Do outro lado da fronteira, famílias sofrem sem notícias dos cerca de 200 reféns israelenses, incluindo idosos e crianças, em poder do Hamas.

O Patriarca, que chegou a se oferecer em troca das crianças reféns, fez questão de ressaltar que esta não é uma guerra entre israelenses e palestinos, mas contra um grupo ideológico que não representa o povo palestino.

Sem deixar de reconhecer a histórica tensão na Terra Santa, o Cardeal Pizzaballa acredita que a paz é possível, porém essa exige a coragem e a disposição de israelenses e palestinos reconhecerem os erros passados e aceitarem que ambos terão de renunciar a algo. Isso significa que as fronteiras precisam ser definidas e que se reconheça a plena autonomia do estado Palestino, os refugiados sejam repatriados o quanto possível e que em Jerusalém haja, de fato, a coexistência pacífica desses diferentes povos.

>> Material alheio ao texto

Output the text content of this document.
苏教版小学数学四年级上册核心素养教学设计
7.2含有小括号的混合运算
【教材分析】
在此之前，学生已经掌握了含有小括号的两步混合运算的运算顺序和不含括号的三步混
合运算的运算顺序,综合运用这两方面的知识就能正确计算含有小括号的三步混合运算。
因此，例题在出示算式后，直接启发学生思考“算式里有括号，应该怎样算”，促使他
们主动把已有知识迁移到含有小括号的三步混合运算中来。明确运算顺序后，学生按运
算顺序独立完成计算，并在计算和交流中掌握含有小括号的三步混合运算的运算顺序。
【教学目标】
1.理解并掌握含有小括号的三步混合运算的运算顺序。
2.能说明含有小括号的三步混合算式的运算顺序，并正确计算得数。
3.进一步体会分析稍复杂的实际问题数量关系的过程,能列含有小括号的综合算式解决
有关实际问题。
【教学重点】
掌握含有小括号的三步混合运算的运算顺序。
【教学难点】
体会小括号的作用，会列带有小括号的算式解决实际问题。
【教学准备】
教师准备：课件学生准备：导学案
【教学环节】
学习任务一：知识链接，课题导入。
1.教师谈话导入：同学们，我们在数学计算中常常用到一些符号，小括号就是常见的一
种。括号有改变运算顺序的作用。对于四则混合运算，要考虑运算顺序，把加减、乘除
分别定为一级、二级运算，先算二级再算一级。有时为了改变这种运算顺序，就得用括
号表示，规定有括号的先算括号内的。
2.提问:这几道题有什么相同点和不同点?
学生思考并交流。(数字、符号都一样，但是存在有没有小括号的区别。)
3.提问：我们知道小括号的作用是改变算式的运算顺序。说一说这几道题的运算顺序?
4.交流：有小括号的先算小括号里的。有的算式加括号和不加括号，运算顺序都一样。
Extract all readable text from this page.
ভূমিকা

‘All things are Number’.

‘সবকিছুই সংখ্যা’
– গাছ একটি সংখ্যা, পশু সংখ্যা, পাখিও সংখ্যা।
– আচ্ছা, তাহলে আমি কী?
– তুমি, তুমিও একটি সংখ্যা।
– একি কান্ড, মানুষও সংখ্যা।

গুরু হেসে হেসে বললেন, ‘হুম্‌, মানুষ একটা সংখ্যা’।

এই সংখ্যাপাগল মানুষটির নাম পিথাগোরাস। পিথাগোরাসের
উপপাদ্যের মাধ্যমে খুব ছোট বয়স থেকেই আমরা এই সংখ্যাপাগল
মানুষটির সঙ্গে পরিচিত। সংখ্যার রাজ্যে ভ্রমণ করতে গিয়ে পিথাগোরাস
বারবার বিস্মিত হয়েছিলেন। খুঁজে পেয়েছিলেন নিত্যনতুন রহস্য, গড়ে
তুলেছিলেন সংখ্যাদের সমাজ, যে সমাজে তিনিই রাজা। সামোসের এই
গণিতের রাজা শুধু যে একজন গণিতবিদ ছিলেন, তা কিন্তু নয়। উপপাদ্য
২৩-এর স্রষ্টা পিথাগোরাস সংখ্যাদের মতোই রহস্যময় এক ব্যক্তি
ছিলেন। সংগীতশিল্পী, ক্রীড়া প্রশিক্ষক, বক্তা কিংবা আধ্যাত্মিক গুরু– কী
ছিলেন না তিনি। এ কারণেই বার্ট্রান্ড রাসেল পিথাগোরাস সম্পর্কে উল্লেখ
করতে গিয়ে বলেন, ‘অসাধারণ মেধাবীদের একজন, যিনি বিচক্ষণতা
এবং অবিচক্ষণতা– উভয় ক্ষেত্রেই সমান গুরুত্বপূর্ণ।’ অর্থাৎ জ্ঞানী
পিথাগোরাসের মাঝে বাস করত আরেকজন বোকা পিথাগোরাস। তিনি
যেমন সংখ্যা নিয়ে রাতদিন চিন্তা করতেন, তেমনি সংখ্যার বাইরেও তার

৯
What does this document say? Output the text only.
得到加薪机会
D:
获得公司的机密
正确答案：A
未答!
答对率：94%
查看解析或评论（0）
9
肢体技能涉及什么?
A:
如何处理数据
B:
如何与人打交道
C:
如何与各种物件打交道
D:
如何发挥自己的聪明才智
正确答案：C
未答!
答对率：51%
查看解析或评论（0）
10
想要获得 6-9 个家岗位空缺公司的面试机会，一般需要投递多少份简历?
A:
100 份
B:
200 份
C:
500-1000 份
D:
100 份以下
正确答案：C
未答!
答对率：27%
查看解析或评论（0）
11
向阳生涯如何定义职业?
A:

E nós, cristãos, que também veneramos essa região como sagrada, somos chamados, ao contrário de qualquer narrativa que sustente a polarização de “uns contra os outros”, a ser um sinal de diálogo e de reconciliação na terra onde foi fincado o madeiro da cruz da qual pendeu a salvação do mundo por Aquele que invocamos como o verdadeiro Príncipe da Paz.